Les arènes de Nîmes, un monument historique exceptionnel

S’il est des sites incontournables et caractéristiques de Nîmes, ce sont certainement les arènes, suivies de la Maison Carrée et de la Tour Magne qui surplombe les Jardins de la Fontaine. Tout voyage touristique dans le Sud-est de la France impose une visite de cet édifice d’exception bâti à la fin du 1er siècle après J.-C.

Classées au titre des monuments historiques en 1840, les arènes de Nîmes constituent l’amphithéâtre le mieux conservé de tous ceux qui sont recensés, alors que d’autres, comme le Colisée ou l’amphithéâtre de Vérone, ont presque été entièrement détruits.

De forme elliptique comme toutes les constructions de ce genre, l’amphithéâtre de la cité gardoise est resté presque intact vu de l’extérieur. Imposant avec ses 133 mètres 38 de long et ses 101 mètres 40 de large, il recevait à l’époque 24 000 spectateurs. Aujourd’hui, bien que sa capacité s’est réduite à 15 000 spectateurs, il reste la salle de spectacle incontournable de Nîmes.

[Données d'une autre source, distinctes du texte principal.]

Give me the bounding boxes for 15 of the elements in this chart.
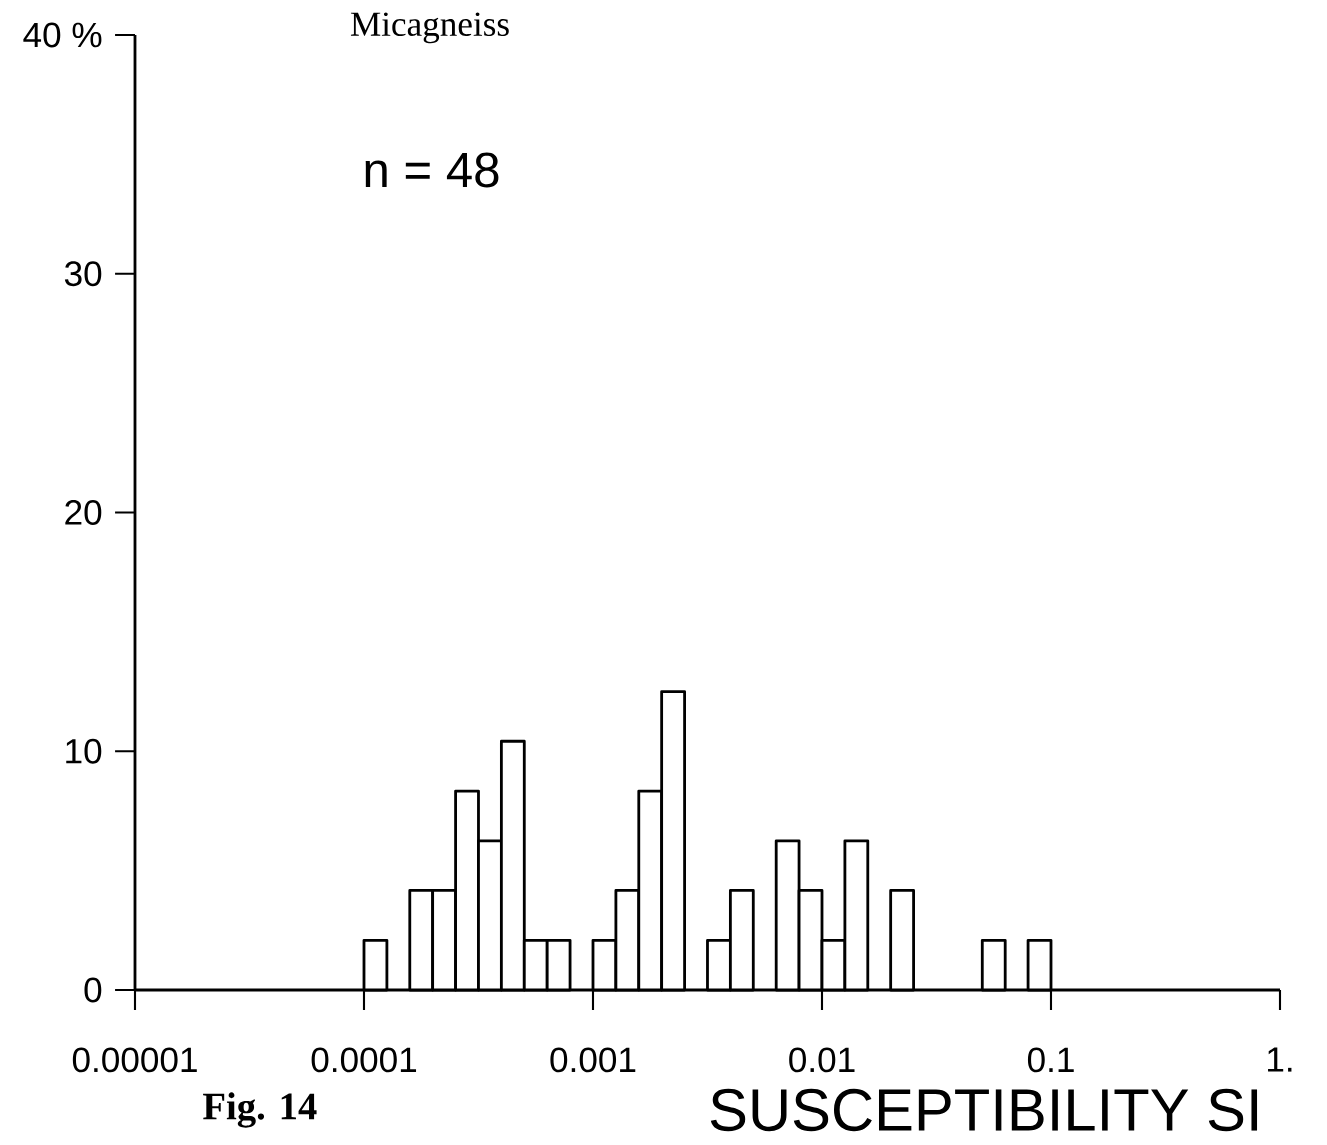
x-tick-label: 0.01 — [789, 1047, 855, 1073]
y-tick-label: 20 — [65, 500, 102, 525]
y-tick-label: 0 — [84, 977, 102, 1003]
x-tick-label: 0.001 — [550, 1047, 636, 1073]
annotation: n = 48 — [365, 152, 499, 188]
x-tick-label: 0.1 — [1027, 1047, 1074, 1073]
chart-title: Micagneiss — [350, 12, 509, 44]
x-tick-label: 1. — [1268, 1047, 1292, 1072]
x-tick-label: 0.0001 — [311, 1047, 417, 1073]
y-tick-label: 10 — [66, 738, 102, 764]
text: Fig. 14 — [203, 1092, 317, 1128]
y-tick-label: 30 — [64, 261, 102, 287]
y-tick-label: 40 % — [23, 22, 102, 48]
x-axis-title: SUSCEPTIBILITY SI — [710, 1088, 1258, 1132]
x-tick-label: 0.00001 — [72, 1047, 197, 1073]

Les visiteurs peuvent encore admirer ses deux étages, hauts d’environ 21 mètres au total, et comptant chacun 60 arcades. 34 rangs de gradins étaient dédiés au placement des spectateurs, et afin d’assurer une circulation fluide, 5 galeries et 162 escaliers principaux taillés dans l’épaisseur des gradins avaient été aménagés. Côté sud-est, un attique dune hauteur de 1m20 partiellement détruit couronnait le monument.

Sous l’Empire romain, les arènes étaient une immense salle de spectacle à ciel ouvert, où des activités diverses étaient organisées pour distraire les habitants de la cité et des localités environnantes. Les distractions les plus populaires étaient sans conteste les combats de gladiateurs, suivis des chasses, qui consistaient cette fois en des affrontements entre des animaux lâchés dans l’arène (lions, tigres, panthères, éléphants, rhinocéros, girafes, taureaux, ours . . . ) et des hommes, et pour finir, les jeux d’athlètes.

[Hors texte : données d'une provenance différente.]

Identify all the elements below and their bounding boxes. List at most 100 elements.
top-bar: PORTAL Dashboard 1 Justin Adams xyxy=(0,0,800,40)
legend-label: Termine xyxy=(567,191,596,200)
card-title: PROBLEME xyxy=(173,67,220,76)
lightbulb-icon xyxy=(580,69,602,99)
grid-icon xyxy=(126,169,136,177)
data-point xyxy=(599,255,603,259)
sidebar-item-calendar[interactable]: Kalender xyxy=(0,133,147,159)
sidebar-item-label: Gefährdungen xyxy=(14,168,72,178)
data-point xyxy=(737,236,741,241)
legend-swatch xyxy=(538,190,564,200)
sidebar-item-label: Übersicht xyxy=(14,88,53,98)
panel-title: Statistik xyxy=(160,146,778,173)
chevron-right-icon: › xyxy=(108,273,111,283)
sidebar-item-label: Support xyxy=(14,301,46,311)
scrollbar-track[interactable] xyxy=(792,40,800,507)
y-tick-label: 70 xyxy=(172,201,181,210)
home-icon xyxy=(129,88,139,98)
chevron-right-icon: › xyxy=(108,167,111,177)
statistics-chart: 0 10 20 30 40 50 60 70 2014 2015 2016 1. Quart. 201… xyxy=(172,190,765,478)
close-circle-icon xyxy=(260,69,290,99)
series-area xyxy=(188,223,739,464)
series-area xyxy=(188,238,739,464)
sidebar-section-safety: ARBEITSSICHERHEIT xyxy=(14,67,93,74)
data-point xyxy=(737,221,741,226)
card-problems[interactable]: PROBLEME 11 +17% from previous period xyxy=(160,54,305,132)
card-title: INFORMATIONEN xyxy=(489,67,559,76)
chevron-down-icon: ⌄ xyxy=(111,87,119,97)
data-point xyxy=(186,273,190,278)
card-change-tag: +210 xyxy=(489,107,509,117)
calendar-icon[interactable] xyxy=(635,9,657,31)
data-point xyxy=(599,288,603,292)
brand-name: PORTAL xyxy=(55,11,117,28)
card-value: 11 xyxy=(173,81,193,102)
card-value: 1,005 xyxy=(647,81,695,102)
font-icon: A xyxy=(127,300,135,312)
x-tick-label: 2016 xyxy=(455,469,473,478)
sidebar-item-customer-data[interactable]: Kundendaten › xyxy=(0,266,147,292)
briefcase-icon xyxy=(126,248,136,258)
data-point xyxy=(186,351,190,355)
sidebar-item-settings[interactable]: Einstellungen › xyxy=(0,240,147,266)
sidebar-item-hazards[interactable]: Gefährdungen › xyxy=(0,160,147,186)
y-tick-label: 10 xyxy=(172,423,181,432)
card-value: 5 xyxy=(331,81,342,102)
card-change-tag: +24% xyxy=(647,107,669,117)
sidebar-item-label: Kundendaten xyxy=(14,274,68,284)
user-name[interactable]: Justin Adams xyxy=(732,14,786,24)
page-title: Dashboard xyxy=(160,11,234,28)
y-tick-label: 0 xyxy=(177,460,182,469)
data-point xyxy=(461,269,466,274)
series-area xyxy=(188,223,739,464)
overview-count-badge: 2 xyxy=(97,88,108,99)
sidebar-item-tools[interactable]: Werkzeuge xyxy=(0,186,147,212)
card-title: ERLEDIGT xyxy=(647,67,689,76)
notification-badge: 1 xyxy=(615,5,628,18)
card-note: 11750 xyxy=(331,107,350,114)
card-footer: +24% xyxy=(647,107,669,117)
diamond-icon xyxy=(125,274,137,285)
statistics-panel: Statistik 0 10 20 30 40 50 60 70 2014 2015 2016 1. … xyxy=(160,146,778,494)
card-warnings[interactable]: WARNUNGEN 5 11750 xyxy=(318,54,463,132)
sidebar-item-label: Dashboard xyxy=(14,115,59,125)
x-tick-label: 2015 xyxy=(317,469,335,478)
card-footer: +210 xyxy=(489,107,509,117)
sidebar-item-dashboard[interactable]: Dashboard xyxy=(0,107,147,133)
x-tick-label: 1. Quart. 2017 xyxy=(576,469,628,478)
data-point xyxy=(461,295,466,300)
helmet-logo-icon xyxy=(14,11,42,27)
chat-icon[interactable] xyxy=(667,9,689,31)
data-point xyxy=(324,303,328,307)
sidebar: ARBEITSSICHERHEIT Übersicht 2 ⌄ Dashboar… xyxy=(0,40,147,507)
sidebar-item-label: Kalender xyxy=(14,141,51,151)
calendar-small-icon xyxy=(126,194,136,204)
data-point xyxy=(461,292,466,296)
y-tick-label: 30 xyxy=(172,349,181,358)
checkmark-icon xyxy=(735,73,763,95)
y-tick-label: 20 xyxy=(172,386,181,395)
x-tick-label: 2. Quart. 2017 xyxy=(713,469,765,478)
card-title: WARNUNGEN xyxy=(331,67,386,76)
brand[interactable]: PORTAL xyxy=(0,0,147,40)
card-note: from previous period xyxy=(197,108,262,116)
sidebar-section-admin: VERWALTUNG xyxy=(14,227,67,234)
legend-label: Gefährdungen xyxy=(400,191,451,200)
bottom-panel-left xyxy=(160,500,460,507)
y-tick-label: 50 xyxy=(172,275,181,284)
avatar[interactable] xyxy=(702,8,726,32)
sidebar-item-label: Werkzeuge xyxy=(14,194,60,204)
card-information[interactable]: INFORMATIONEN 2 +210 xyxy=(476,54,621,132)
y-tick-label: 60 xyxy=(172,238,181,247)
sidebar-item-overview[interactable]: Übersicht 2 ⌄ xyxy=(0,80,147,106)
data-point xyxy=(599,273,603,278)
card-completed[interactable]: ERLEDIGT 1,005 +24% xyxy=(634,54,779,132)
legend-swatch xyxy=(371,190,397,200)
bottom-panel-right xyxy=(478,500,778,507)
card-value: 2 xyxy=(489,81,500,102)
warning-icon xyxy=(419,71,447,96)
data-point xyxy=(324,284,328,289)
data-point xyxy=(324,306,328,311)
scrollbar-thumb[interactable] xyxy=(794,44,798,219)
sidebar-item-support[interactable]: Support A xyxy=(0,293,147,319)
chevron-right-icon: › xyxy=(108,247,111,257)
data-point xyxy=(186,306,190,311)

Entre le VIème siècle et le début du XIXème siècle, les arènes sont transformées en forteresse. Les Wisigoths sont les premiers à en faire un véritable château fort cerclé d’un fossé. Puis, au XIIème siècle, un château voit le jour dans l’enceinte de l’édifice, ainsi qu’un véritable village qui compte même deux églises, Saint-Pierre et Saint-Martin. Il faut attendre le XIVème siècle pour que l’amphithéâtre soit abandonné par ses derniers occupants, les représentants du roi de France.

Les arènes commencent à reprendre leur apparence antique à partir de 1786 lorsque leur dégagement est initié. Les maisons, châteaux et chapelles construits sur la piste et sur les gradins sont alors démolis. Dès 1853, les arènes retrouvent leur vocation première en accueillant la première course de taureaux à la manière espagnole et devient le site de prédilection pour les courses de taureaux camarguaises et les corridas.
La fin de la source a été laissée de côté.